Второй дед заложил карьер — и все стало поздно, город был обречен воронке; для их с сыном отношений этот момент — все уже поздно — тоже наступил, а он все размышлял, каким подарком поразить мальчика, как показать ему отцовскую щедрость, и наконец придумал дар со значением, такой, что он должен был определить юность и зрелость сына.

По приказу Второго деда перетряхнули бараки и нашли другого резчика, в здравом уме. Несколько месяцев он не выходил на развод, спал по три часа, выполняя заказ Второго деда; тот приходил иногда, проверял, советовал, оставлял махорки на пару самокруток: особо приплачивать резчику не нужно было, его жизнь и так была в руках Второго деда, и резчик трудился, каждой стружкой, каждым движением ножа продлевая собственное существование — Второй дед мог послать его в землекопы, и пожилой мастер сгорел бы в месяц на вскрышных работах.

Но вопреки желанию жить, вопреки желанию угодить Второму деду работа не спорилась; заказ был поперек ремесла, поперек умений мастера: он должен был сотворить лагерь в миниатюре.

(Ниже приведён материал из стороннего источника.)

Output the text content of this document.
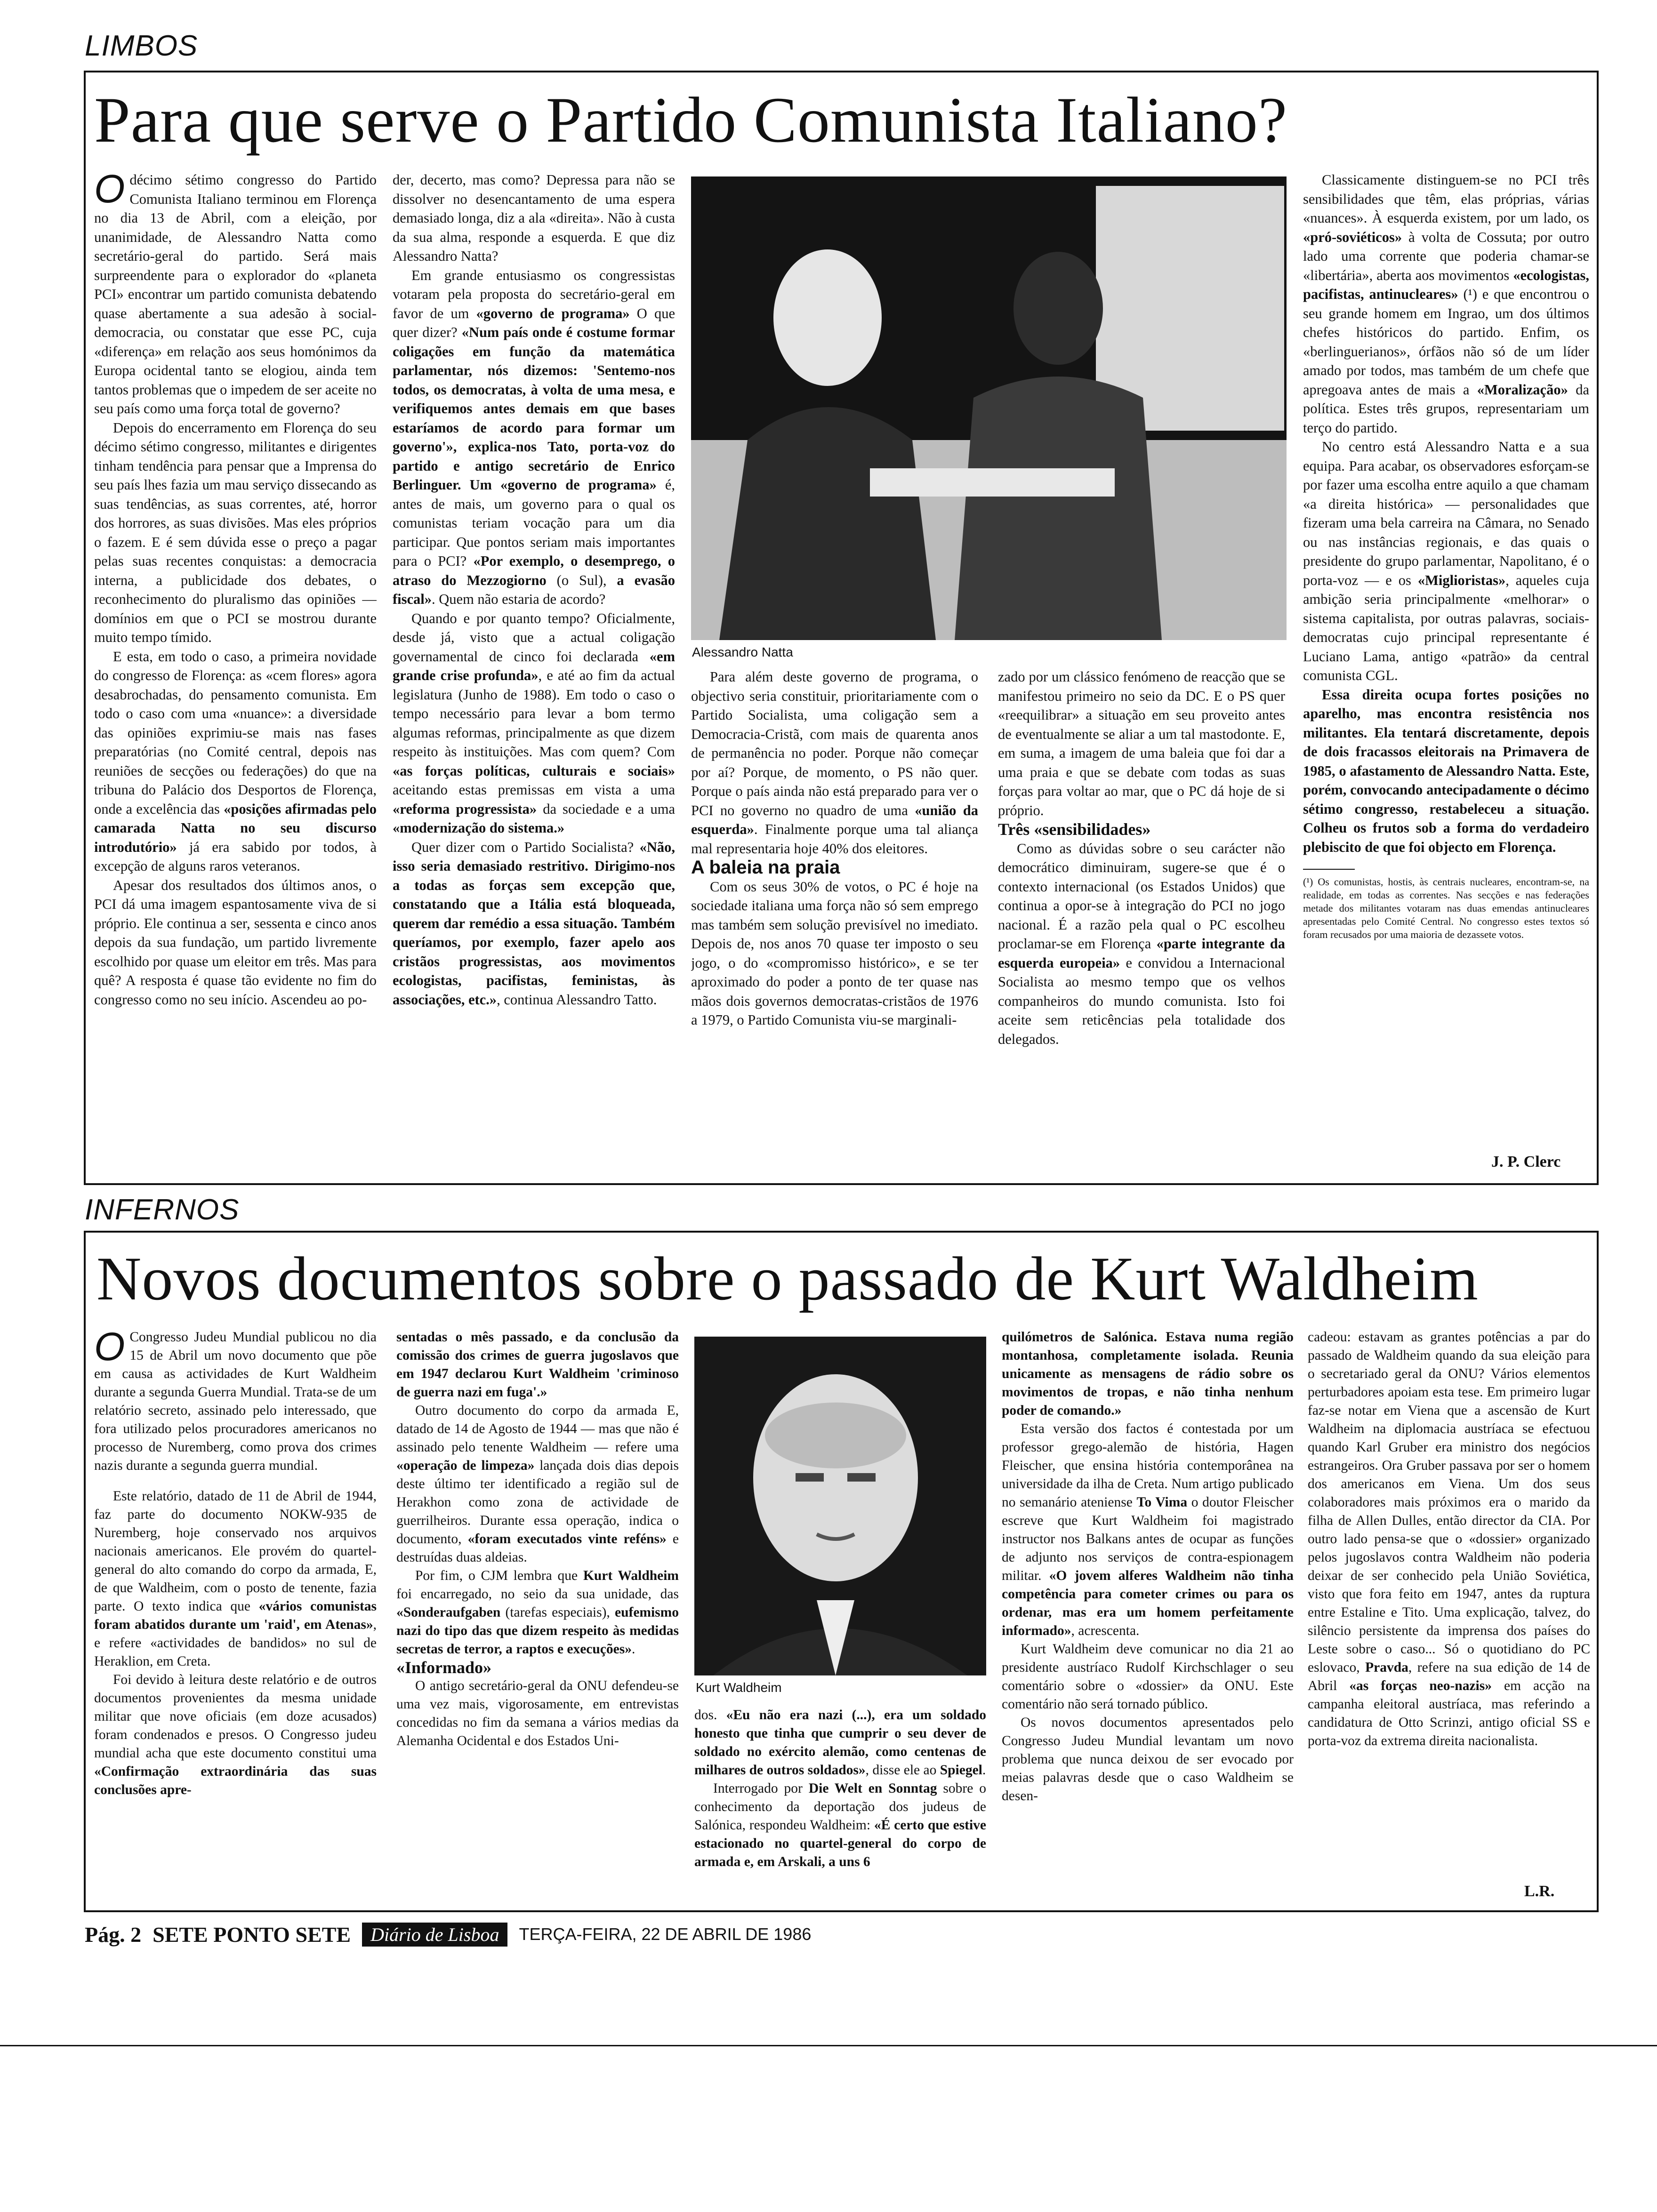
LIMBOS
Para que serve o Partido Comunista Italiano?

Odécimo sétimo congresso do Partido Comunista Italiano terminou em Florença no dia 13 de Abril, com a eleição, por unanimidade, de Alessandro Natta como secretário-geral do partido. Será mais surpreendente para o explorador do «planeta PCI» encontrar um partido comunista debatendo quase abertamente a sua adesão à social-democracia, ou constatar que esse PC, cuja «diferença» em relação aos seus homónimos da Europa ocidental tanto se elogiou, ainda tem tantos problemas que o impedem de ser aceite no seu país como uma força total de governo?

Depois do encerramento em Florença do seu décimo sétimo congresso, militantes e dirigentes tinham tendência para pensar que a Imprensa do seu país lhes fazia um mau serviço dissecando as suas tendências, as suas correntes, até, horror dos horrores, as suas divisões. Mas eles próprios o fazem. E é sem dúvida esse o preço a pagar pelas suas recentes conquistas: a democracia interna, a publicidade dos debates, o reconhecimento do pluralismo das opiniões — domínios em que o PCI se mostrou durante muito tempo tímido.

E esta, em todo o caso, a primeira novidade do congresso de Florença: as «cem flores» agora desabrochadas, do pensamento comunista. Em todo o caso com uma «nuance»: a diversidade das opiniões exprimiu-se mais nas fases preparatórias (no Comité central, depois nas reuniões de secções ou federações) do que na tribuna do Palácio dos Desportos de Florença, onde a excelência das «posições afirmadas pelo camarada Natta no seu discurso introdutório» já era sabido por todos, à excepção de alguns raros veteranos.

Apesar dos resultados dos últimos anos, o PCI dá uma imagem espantosamente viva de si próprio. Ele continua a ser, sessenta e cinco anos depois da sua fundação, um partido livremente escolhido por quase um eleitor em três. Mas para quê? A resposta é quase tão evidente no fim do congresso como no seu início. Ascendeu ao po-

der, decerto, mas como? Depressa para não se dissolver no desencantamento de uma espera demasiado longa, diz a ala «direita». Não à custa da sua alma, responde a esquerda. E que diz Alessandro Natta?

Em grande entusiasmo os congressistas votaram pela proposta do secretário-geral em favor de um «governo de programa» O que quer dizer? «Num país onde é costume formar coligações em função da matemática parlamentar, nós dizemos: 'Sentemo-nos todos, os democratas, à volta de uma mesa, e verifiquemos antes demais em que bases estaríamos de acordo para formar um governo'», explica-nos Tato, porta-voz do partido e antigo secretário de Enrico Berlinguer. Um «governo de programa» é, antes de mais, um governo para o qual os comunistas teriam vocação para um dia participar. Que pontos seriam mais importantes para o PCI? «Por exemplo, o desemprego, o atraso do Mezzogiorno (o Sul), a evasão fiscal». Quem não estaria de acordo?

Quando e por quanto tempo? Oficialmente, desde já, visto que a actual coligação governamental de cinco foi declarada «em grande crise profunda», e até ao fim da actual legislatura (Junho de 1988). Em todo o caso o tempo necessário para levar a bom termo algumas reformas, principalmente as que dizem respeito às instituições. Mas com quem? Com «as forças políticas, culturais e sociais» aceitando estas premissas em vista a uma «reforma progressista» da sociedade e a uma «modernização do sistema.»

Quer dizer com o Partido Socialista? «Não, isso seria demasiado restritivo. Dirigimo-nos a todas as forças sem excepção que, constatando que a Itália está bloqueada, querem dar remédio a essa situação. Também queríamos, por exemplo, fazer apelo aos cristãos progressistas, aos movimentos ecologistas, pacifistas, feministas, às associações, etc.», continua Alessandro Tatto.

Alessandro Natta

Para além deste governo de programa, o objectivo seria constituir, prioritariamente com o Partido Socialista, uma coligação sem a Democracia-Cristã, com mais de quarenta anos de permanência no poder. Porque não começar por aí? Porque, de momento, o PS não quer. Porque o país ainda não está preparado para ver o PCI no governo no quadro de uma «união da esquerda». Finalmente porque uma tal aliança mal representaria hoje 40% dos eleitores.

A baleia na praia

Com os seus 30% de votos, o PC é hoje na sociedade italiana uma força não só sem emprego mas também sem solução previsível no imediato. Depois de, nos anos 70 quase ter imposto o seu jogo, o do «compromisso histórico», e se ter aproximado do poder a ponto de ter quase nas mãos dois governos democratas-cristãos de 1976 a 1979, o Partido Comunista viu-se marginali-

zado por um clássico fenómeno de reacção que se manifestou primeiro no seio da DC. E o PS quer «reequilibrar» a situação em seu proveito antes de eventualmente se aliar a um tal mastodonte. E, em suma, a imagem de uma baleia que foi dar a uma praia e que se debate com todas as suas forças para voltar ao mar, que o PC dá hoje de si próprio.

Três «sensibilidades»

Como as dúvidas sobre o seu carácter não democrático diminuiram, sugere-se que é o contexto internacional (os Estados Unidos) que continua a opor-se à integração do PCI no jogo nacional. É a razão pela qual o PC escolheu proclamar-se em Florença «parte integrante da esquerda europeia» e convidou a Internacional Socialista ao mesmo tempo que os velhos companheiros do mundo comunista. Isto foi aceite sem reticências pela totalidade dos delegados.

Classicamente distinguem-se no PCI três sensibilidades que têm, elas próprias, várias «nuances». À esquerda existem, por um lado, os «pró-soviéticos» à volta de Cossuta; por outro lado uma corrente que poderia chamar-se «libertária», aberta aos movimentos «ecologistas, pacifistas, antinucleares» (¹) e que encontrou o seu grande homem em Ingrao, um dos últimos chefes históricos do partido. Enfim, os «berlinguerianos», órfãos não só de um líder amado por todos, mas também de um chefe que apregoava antes de mais a «Moralização» da política. Estes três grupos, representariam um terço do partido.

No centro está Alessandro Natta e a sua equipa. Para acabar, os observadores esforçam-se por fazer uma escolha entre aquilo a que chamam «a direita histórica» — personalidades que fizeram uma bela carreira na Câmara, no Senado ou nas instâncias regionais, e das quais o presidente do grupo parlamentar, Napolitano, é o porta-voz — e os «Miglioristas», aqueles cuja ambição seria principalmente «melhorar» o sistema capitalista, por outras palavras, sociais-democratas cujo principal representante é Luciano Lama, antigo «patrão» da central comunista CGL.

Essa direita ocupa fortes posições no aparelho, mas encontra resistência nos militantes. Ela tentará discretamente, depois de dois fracassos eleitorais na Primavera de 1985, o afastamento de Alessandro Natta. Este, porém, convocando antecipadamente o décimo sétimo congresso, restabeleceu a situação. Colheu os frutos sob a forma do verdadeiro plebiscito de que foi objecto em Florença.

(¹) Os comunistas, hostis, às centrais nucleares, encontram-se, na realidade, em todas as correntes. Nas secções e nas federações metade dos militantes votaram nas duas emendas antinucleares apresentadas pelo Comité Central. No congresso estes textos só foram recusados por uma maioria de dezassete votos.

J. P. Clerc
INFERNOS
Novos documentos sobre o passado de Kurt Waldheim

O Congresso Judeu Mundial publicou no dia 15 de Abril um novo documento que põe em causa as actividades de Kurt Waldheim durante a segunda Guerra Mundial. Trata-se de um relatório secreto, assinado pelo interessado, que fora utilizado pelos procuradores americanos no processo de Nuremberg, como prova dos crimes nazis durante a segunda guerra mundial.

Este relatório, datado de 11 de Abril de 1944, faz parte do documento NOKW-935 de Nuremberg, hoje conservado nos arquivos nacionais americanos. Ele provém do quartel-general do alto comando do corpo da armada, E, de que Waldheim, com o posto de tenente, fazia parte. O texto indica que «vários comunistas foram abatidos durante um 'raid', em Atenas», e refere «actividades de bandidos» no sul de Heraklion, em Creta.

Foi devido à leitura deste relatório e de outros documentos provenientes da mesma unidade militar que nove oficiais (em doze acusados) foram condenados e presos. O Congresso judeu mundial acha que este documento constitui uma «Confirmação extraordinária das suas conclusões apre-

sentadas o mês passado, e da conclusão da comissão dos crimes de guerra jugoslavos que em 1947 declarou Kurt Waldheim 'criminoso de guerra nazi em fuga'.»

Outro documento do corpo da armada E, datado de 14 de Agosto de 1944 — mas que não é assinado pelo tenente Waldheim — refere uma «operação de limpeza» lançada dois dias depois deste último ter identificado a região sul de Herakhon como zona de actividade de guerrilheiros. Durante essa operação, indica o documento, «foram executados vinte reféns» e destruídas duas aldeias.

Por fim, o CJM lembra que Kurt Waldheim foi encarregado, no seio da sua unidade, das «Sonderaufgaben (tarefas especiais), eufemismo nazi do tipo das que dizem respeito às medidas secretas de terror, a raptos e execuções».

«Informado»

O antigo secretário-geral da ONU defendeu-se uma vez mais, vigorosamente, em entrevistas concedidas no fim da semana a vários medias da Alemanha Ocidental e dos Estados Uni-

Kurt Waldheim

dos. «Eu não era nazi (...), era um soldado honesto que tinha que cumprir o seu dever de soldado no exército alemão, como centenas de milhares de outros soldados», disse ele ao Spiegel.

Interrogado por Die Welt en Sonntag sobre o conhecimento da deportação dos judeus de Salónica, respondeu Waldheim: «É certo que estive estacionado no quartel-general do corpo de armada e, em Arskali, a uns 6

quilómetros de Salónica. Estava numa região montanhosa, completamente isolada. Reunia unicamente as mensagens de rádio sobre os movimentos de tropas, e não tinha nenhum poder de comando.»

Esta versão dos factos é contestada por um professor grego-alemão de história, Hagen Fleischer, que ensina história contemporânea na universidade da ilha de Creta. Num artigo publicado no semanário ateniense To Vima o doutor Fleischer escreve que Kurt Waldheim foi magistrado instructor nos Balkans antes de ocupar as funções de adjunto nos serviços de contra-espionagem militar. «O jovem alferes Waldheim não tinha competência para cometer crimes ou para os ordenar, mas era um homem perfeitamente informado», acrescenta.

Kurt Waldheim deve comunicar no dia 21 ao presidente austríaco Rudolf Kirchschlager o seu comentário sobre o «dossier» da ONU. Este comentário não será tornado público.

Os novos documentos apresentados pelo Congresso Judeu Mundial levantam um novo problema que nunca deixou de ser evocado por meias palavras desde que o caso Waldheim se desen-

cadeou: estavam as grantes potências a par do passado de Waldheim quando da sua eleição para o secretariado geral da ONU? Vários elementos perturbadores apoiam esta tese. Em primeiro lugar faz-se notar em Viena que a ascensão de Kurt Waldheim na diplomacia austríaca se efectuou quando Karl Gruber era ministro dos negócios estrangeiros. Ora Gruber passava por ser o homem dos americanos em Viena. Um dos seus colaboradores mais próximos era o marido da filha de Allen Dulles, então director da CIA. Por outro lado pensa-se que o «dossier» organizado pelos jugoslavos contra Waldheim não poderia deixar de ser conhecido pela União Soviética, visto que fora feito em 1947, antes da ruptura entre Estaline e Tito. Uma explicação, talvez, do silêncio persistente da imprensa dos países do Leste sobre o caso... Só o quotidiano do PC eslovaco, Pravda, refere na sua edição de 14 de Abril «as forças neo-nazis» em acção na campanha eleitoral austríaca, mas referindo a candidatura de Otto Scrinzi, antigo oficial SS e porta-voz da extrema direita nacionalista.

L.R.
Pág. 2 SETE PONTO SETE	Diário de Lisboa	TERÇA-FEIRA, 22 DE ABRIL DE 1986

Сколотить сапожным молоточком бараки с нарами внутри, поставить вышки, сделать вошебойку, оружейную, баню, склад, другие здания — все игрушечное, чтобы могло на специальной подставке поместиться на столе; вырезать из дерева и раскрасить конвойных солдат, овчарок, поваров, банщиков, всю обслугу, а главное — заключенных; сделать тачки с пуговицами вместо колес, ломы из мебельных гвоздей, лопаты из жести, котелки, печки; в помощь ему отрядили моего знакомца-гравера, чтобы тот помог резчику в самых мелких работах. Гравер мастерил под увеличительным стеклом оружие конвоя, вытачивал из битой чашки фарфоровые изоляторы на столбы с тончайшей, колющейся, если коснуться подушечкой пальца, проволокой, а швея из вольных шила тулупы охране и бушлаты арестантам. Из ваты изготовили сугробы — разложить около лагеря; в нем предполагалась вечная зима, но электрик сделал тусклое, желто-масляное, прогорклое солнце из лампочки в двадцать свечей, которое двигалось бы вокруг лагеря на специальном рычажке, как ходит в тундре солнце летом, а не зимой — не скрываясь за горизонт.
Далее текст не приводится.